Thanks, Michael. You answered my question, and at just the right level for me.
Not feeling that adventurous, I think I'll wait for Snow Leopard rather than experiment with Linux!
By the way, Crafty has always been open source, and has been a great help to many would-be chess programmers. If you'd like to take a look at the code, you can get the latest version 23.0 at
Thanks again,
Louis
On Aug 7, 2009, at 12:55 AM, Michael Petch wrote: Howdy Louis,
I think that MAX_NUMTHREADS was an artificial limit set by the hardware of the day. Christian can likely tell you why it is 16 specifically but I am assuming that it was a someone arbitrary(and reasonable) value based on cores available on most systems.
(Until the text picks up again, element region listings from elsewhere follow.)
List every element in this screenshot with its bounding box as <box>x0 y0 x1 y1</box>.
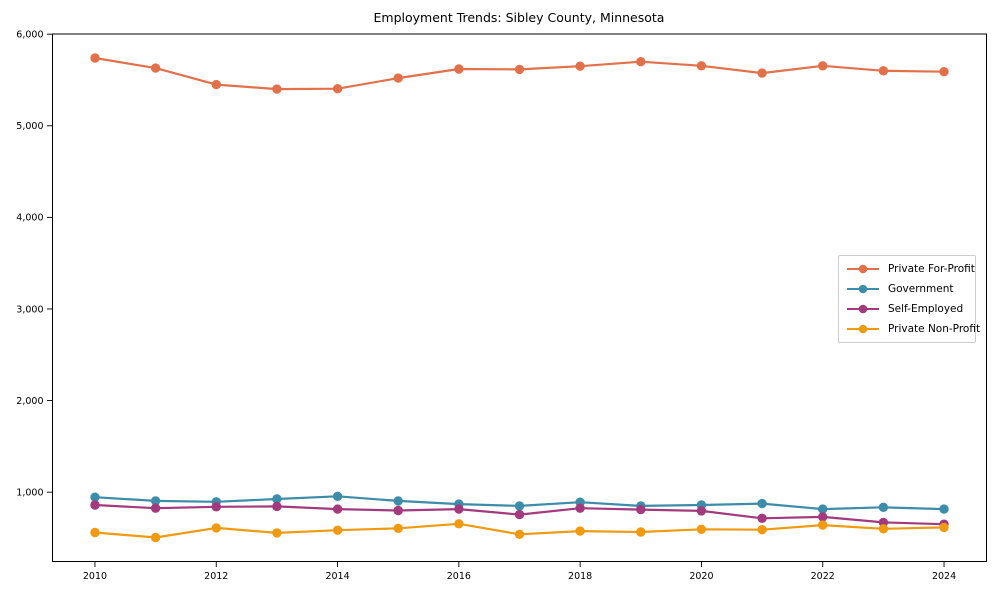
legend-line-marker-icon <box>847 304 879 314</box>
data-point-self-employed <box>514 509 525 520</box>
data-point-private-for-profit <box>150 63 161 73</box>
data-point-private-for-profit <box>939 67 949 77</box>
data-point-self-employed <box>636 504 646 515</box>
data-point-private-non-profit <box>514 529 525 539</box>
x-tick-label: 2012 <box>204 571 228 582</box>
data-point-government <box>332 491 343 501</box>
y-tick-label: 2,000 <box>16 396 43 407</box>
data-point-private-non-profit <box>575 526 585 536</box>
data-point-self-employed <box>272 501 282 512</box>
data-point-government <box>272 494 282 504</box>
data-point-private-non-profit <box>211 523 221 533</box>
data-point-private-non-profit <box>272 528 282 538</box>
y-tick-label: 3,000 <box>16 304 43 315</box>
legend-label: Private For-Profit <box>888 263 975 275</box>
data-point-self-employed <box>696 506 707 516</box>
data-point-private-non-profit <box>454 519 464 529</box>
data-point-government <box>757 498 767 509</box>
x-tick-label: 2020 <box>689 571 713 582</box>
y-tick-label: 4,000 <box>16 213 43 224</box>
data-point-private-non-profit <box>939 522 949 533</box>
data-point-government <box>150 496 161 506</box>
data-point-private-for-profit <box>878 66 889 76</box>
data-point-private-for-profit <box>211 79 221 90</box>
data-point-private-non-profit <box>332 525 343 535</box>
data-point-private-for-profit <box>575 61 585 71</box>
x-tick-label: 2010 <box>83 571 107 582</box>
data-point-self-employed <box>757 513 767 523</box>
data-point-private-for-profit <box>636 57 646 67</box>
data-point-self-employed <box>575 503 585 513</box>
x-tick-label: 2016 <box>447 571 471 582</box>
legend: Private For-Profit Government Self-Emplo… <box>838 255 980 343</box>
legend-label: Self-Employed <box>888 303 964 315</box>
data-point-government <box>90 492 100 502</box>
data-point-government <box>939 504 949 514</box>
data-point-private-for-profit <box>757 68 767 78</box>
y-tick-label: 6,000 <box>16 29 43 40</box>
data-point-self-employed <box>332 504 343 514</box>
data-point-private-for-profit <box>90 53 100 63</box>
data-point-private-for-profit <box>332 84 343 94</box>
data-point-self-employed <box>90 500 100 510</box>
legend-label: Private Non-Profit <box>888 323 981 335</box>
data-point-private-non-profit <box>150 532 161 543</box>
legend-item-private-for-profit: Private For-Profit <box>846 260 975 278</box>
data-point-self-employed <box>150 503 161 513</box>
data-point-private-for-profit <box>818 61 828 71</box>
data-point-private-non-profit <box>878 524 889 534</box>
data-point-private-non-profit <box>636 527 646 537</box>
legend-line-marker-icon <box>847 284 879 294</box>
data-point-private-for-profit <box>393 73 403 83</box>
data-point-government <box>393 496 403 506</box>
data-point-private-non-profit <box>696 524 707 534</box>
data-point-self-employed <box>818 512 828 522</box>
data-point-government <box>514 501 525 511</box>
data-point-private-non-profit <box>393 523 403 533</box>
data-point-self-employed <box>393 505 403 516</box>
x-tick-label: 2018 <box>568 571 592 582</box>
data-point-private-for-profit <box>696 61 707 71</box>
data-point-private-non-profit <box>90 527 100 538</box>
data-point-self-employed <box>454 504 464 514</box>
data-point-government <box>878 502 889 512</box>
legend-label: Government <box>888 283 954 295</box>
x-tick-label: 2022 <box>811 571 835 582</box>
data-point-private-for-profit <box>454 64 464 74</box>
data-point-self-employed <box>211 502 221 512</box>
data-point-government <box>818 504 828 514</box>
legend-item-private-non-profit: Private Non-Profit <box>846 320 980 338</box>
data-point-private-non-profit <box>757 525 767 535</box>
data-point-private-for-profit <box>272 84 282 94</box>
chart-title: Employment Trends: Sibley County, Minnes… <box>373 10 665 25</box>
legend-line-marker-icon <box>847 264 879 274</box>
plot-border <box>52 33 987 562</box>
legend-line-marker-icon <box>847 324 879 334</box>
data-point-private-for-profit <box>514 64 525 75</box>
legend-item-self-employed: Self-Employed <box>846 300 975 318</box>
x-tick-label: 2024 <box>932 571 956 582</box>
y-tick-label: 1,000 <box>16 487 43 498</box>
legend-item-government: Government <box>846 280 975 298</box>
x-tick-label: 2014 <box>325 571 349 582</box>
data-point-private-non-profit <box>818 520 828 530</box>
y-tick-label: 5,000 <box>16 121 43 132</box>
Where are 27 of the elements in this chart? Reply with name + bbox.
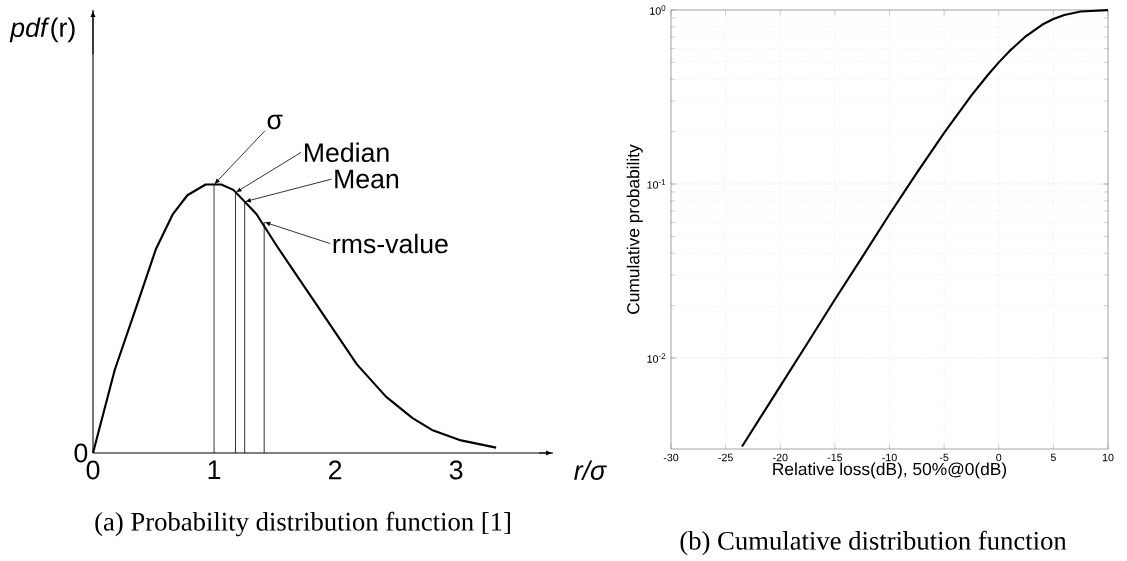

Onto your OS/X issue. I did a bit of research and my original view on waiting for Snow Leopard may actually be all that is required.
Nehalem processors diverge from the previous generation of Intel processors because they no longer based on SMP (Symmetric MultiProcessor) designs. In an SMP system, generally all processors have access to main memory (RAM) via a single data bus. The problem of course is that the more cores you have, the more contention for memory read/writes that have to occur on that one bus.
Intel decided that SMP designs likely will not scale properly in the future when dealing with large core counts (32, 62, 128 cores etc) so they moved their Nehalem design to NUMA type systems instead of SMP. NUMA is non uniform memory access. In this type of design cores may not necessarily be able to share memory with other processors without some help. I'm nto going to get into the gorey details but the bus system Intel is pushing is the QPI (QuickPath interconnect) bus. This literally replaces the good old FSB (Front side Bus)
NUMA architectures do allow for the concept of "Remote" and "Local" data. Shared data may not be directly available by a processor but it can be retrieved (remotely) but it will be slower. Operating System Kernels need NUMA support in order for shared data access on different buses to work properly.
So your asking, why tell me all this? Well the answer is simple. Apple in their infinite wisdom started using new QPI/Numa hardware without actually fully implementing NUMA in its current kernel! This hasn't been well documented by Apple but it was discovered when companies started running Xserve on the new QPI/Nehalem systems.
Without proper NUMA support, processors can't arbitrarily share memory with all other processors. Which seems to be the case here with GnuBG. Gnubg launches in a single process and then asks the OS/X to create threads (with shared memory requirements). It appears by default that each processor is considered as a separate entity without sharing (On OS/X Leopard). The exception is that eacg core appears as 2 virtual cores. Virtual cores are on the same processor, thus the same bus so one can share memory across them.
It seems when Gnubg launches, all the threads are created on one processor (the processor is originally chosen by OS/X) and accessible by 2 virtual cores (Using Hyperthreading). It seems Apple did this so they could put out new equipment before the next OS (Snow Leopard) was released.
So what does Snow Leopard have that Leapard doesn't? NUMA support.
My guess is that if you got your hands on Snow Leopard you may find that what you are seeing changes. Apparently this very problem exists for people using CS4 (Adobes Creative Studio 4).
Linux supports NUMA, you might be adventuresome and try to install Linux on your Apple Hardware and see what happens.
Your chess program may work because of the way it splits up tasks (It may even use a combination of Posix Threads and separate process spaces). I haven't seen the source code so its very hard to say.
Michael Petch |